ST. LOUIS — Half-reclined and wrapped in a shawl, Lauren Underhill spins a sprig of red-blossomed pineapple sage with her left thumb and index finger.

Under the shawl, a catheter tube connects to a vein infusing her bloodstream with a cocktail of anti-cancer drugs. Underhill, who has stage 4 colon cancer, spends up to five hours at the Siteman Cancer Center south of St. Louis during such appointments, waiting in repose.

Underhill turns her attention to her right, where Missouri Botanical Garden therapeutic horticulture instructor Jeanne Carbone holds a piece of rue — an herb, Carbone says, that likes a lot of sunshine and little attention.

“Oh, that’s like me,” Underhill says, reaching for it. “That’s my kind of plant.”

The Botanical Garden’s therapeutic horticulture program has grown in popularity in recent years, offering connections with nature to those enduring serious illness, developmental disabilities, or physical or mental trauma. It includes sessions at the garden, in a part known as the Sensory Garden, as well as outreach at area treatment centers such as Siteman.

“We believe that connection to nature provides healing,” Carbone said. “I can bring this to people who are probably in the worst situation they’re ever going to be in.”

Thomas Brouk, 68, has received regular anti-cancer drug infusions since January to treat his lymphoma. Brouk, who grew up on a farm in Arnold, said he didn’t have electricity until 1978 and had always had a special connection with plant life, roses in particular.

Brouk had Carbone make a little flower display of mums ringed by green herbs. He’ll be in the treatment pod for a few more hours, but in that moment he’s focused on where he’ll put the flowers, on a wood bench in his living room that gets sun in the morning.

“It brings a little joy to a place like this,” Brouk said. “It’s so nice to see the different flowers, what God has given us.”

Some other locations where the Botanical Garden offers therapeutic horticulture include Ranken Jordan Pediatric Hospital, Hope Lodge and Crisis Nursery. At the Sensory Garden, visitors are treated to scented flowers, spicy herbs, the sounds of a bell tree and fountain, and plants with unique textures including annuals and perennials.

Susan Bussen, a liver cancer patient, said such activities helped her pass the time during treatments, which “last long enough to have doughnuts and gossip” with friends who have joined her. Bussen said she had always grown herbs at home, and Carbone’s rue plant reminded her of one she used to have outside her front door.

“I read that rue keeps evil spirits away,” Bussen said. “I used to joke I put it there to keep my sisters out.”

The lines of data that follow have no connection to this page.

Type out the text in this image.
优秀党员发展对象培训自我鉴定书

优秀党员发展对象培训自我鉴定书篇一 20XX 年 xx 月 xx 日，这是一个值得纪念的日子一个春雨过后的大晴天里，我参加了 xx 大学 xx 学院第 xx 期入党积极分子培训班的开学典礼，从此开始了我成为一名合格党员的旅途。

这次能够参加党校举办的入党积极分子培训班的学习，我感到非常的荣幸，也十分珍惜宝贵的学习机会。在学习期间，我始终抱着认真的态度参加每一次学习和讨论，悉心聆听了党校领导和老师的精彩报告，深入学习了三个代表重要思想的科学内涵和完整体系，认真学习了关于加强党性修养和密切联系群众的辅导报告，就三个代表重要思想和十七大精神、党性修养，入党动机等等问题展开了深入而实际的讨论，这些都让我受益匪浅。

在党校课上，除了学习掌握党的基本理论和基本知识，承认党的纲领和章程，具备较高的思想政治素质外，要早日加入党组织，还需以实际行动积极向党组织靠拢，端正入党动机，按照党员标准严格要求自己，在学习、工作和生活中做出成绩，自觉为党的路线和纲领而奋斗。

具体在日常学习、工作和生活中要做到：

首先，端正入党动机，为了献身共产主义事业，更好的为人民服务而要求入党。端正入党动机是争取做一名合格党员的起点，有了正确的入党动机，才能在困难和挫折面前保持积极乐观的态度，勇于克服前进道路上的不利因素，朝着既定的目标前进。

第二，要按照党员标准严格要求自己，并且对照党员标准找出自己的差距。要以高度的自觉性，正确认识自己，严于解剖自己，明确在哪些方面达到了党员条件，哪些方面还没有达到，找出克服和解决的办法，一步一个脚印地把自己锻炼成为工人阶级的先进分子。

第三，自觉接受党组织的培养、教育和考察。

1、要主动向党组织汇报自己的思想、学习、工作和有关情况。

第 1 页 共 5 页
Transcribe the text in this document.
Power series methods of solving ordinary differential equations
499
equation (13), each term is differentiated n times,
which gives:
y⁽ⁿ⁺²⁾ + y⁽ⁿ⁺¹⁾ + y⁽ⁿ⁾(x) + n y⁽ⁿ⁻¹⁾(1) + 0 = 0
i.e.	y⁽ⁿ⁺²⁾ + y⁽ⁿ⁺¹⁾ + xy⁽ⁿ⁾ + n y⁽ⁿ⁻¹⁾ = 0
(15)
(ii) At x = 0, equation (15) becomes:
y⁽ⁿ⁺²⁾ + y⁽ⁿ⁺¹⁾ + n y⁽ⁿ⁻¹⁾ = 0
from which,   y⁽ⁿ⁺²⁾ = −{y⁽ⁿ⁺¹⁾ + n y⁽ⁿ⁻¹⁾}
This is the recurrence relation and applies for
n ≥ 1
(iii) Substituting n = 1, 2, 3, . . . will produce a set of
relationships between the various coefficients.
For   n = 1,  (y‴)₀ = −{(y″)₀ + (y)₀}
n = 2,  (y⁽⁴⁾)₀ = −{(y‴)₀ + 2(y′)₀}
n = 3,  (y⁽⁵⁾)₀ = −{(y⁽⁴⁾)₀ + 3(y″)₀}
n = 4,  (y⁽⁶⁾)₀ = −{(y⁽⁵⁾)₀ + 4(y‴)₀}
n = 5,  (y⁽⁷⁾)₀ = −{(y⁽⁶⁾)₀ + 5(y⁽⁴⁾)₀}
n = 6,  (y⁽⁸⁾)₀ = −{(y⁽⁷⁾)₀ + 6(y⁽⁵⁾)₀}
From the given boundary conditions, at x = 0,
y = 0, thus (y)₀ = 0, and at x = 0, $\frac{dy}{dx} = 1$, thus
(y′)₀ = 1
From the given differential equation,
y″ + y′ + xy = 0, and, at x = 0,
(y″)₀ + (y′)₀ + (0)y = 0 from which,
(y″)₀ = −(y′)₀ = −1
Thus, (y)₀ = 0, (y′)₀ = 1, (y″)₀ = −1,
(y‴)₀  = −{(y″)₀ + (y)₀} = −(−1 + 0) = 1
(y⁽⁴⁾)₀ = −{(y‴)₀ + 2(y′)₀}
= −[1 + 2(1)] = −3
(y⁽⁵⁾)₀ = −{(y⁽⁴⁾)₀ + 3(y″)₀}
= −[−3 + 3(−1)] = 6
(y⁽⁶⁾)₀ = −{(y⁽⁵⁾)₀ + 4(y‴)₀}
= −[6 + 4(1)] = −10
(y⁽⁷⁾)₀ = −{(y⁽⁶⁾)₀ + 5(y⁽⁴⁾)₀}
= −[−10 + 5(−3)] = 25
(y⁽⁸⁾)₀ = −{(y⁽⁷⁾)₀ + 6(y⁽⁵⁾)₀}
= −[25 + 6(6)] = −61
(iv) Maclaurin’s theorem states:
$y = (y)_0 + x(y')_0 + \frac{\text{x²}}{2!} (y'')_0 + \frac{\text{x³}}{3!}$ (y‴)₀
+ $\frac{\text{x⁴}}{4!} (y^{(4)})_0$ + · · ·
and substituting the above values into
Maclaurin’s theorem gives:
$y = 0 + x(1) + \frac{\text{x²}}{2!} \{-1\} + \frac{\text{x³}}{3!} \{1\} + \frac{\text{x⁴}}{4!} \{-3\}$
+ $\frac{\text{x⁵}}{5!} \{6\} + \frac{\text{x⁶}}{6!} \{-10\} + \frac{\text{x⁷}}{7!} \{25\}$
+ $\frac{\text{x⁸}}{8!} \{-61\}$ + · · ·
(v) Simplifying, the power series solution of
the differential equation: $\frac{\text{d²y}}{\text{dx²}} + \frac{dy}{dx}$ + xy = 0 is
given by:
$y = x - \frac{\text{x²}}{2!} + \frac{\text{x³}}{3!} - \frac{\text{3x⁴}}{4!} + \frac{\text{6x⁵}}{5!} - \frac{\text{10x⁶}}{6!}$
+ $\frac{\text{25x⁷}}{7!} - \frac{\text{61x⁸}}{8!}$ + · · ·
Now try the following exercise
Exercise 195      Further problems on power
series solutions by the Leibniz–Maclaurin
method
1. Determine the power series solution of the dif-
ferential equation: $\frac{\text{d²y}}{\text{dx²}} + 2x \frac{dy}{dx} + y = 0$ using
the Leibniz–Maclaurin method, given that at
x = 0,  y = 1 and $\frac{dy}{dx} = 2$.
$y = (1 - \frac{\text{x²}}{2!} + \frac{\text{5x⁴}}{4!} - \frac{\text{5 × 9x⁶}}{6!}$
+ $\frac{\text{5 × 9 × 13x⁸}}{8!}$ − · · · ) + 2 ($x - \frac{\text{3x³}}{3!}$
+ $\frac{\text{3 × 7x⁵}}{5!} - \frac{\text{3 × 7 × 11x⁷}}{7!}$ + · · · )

The American Horticultural Therapy Association website says the benefits “have been documented since ancient times,” and in modern times the practice has gained acceptance among medical professionals. In the 1940s and 1950s, medical care providers increasingly used garden environments for therapy with returning U.S. war veterans, and the practice continued growing from there.

Botanical Garden representatives say therapeutic horticulture is for everyone, not just those with specific needs. For cancer patients such as Bussen, it’s an opportunity to think about better things.

“You’re not dreading being in treatment,” Bussen said. “It’s more like I’ve done something fun today, rather than something I had to do.”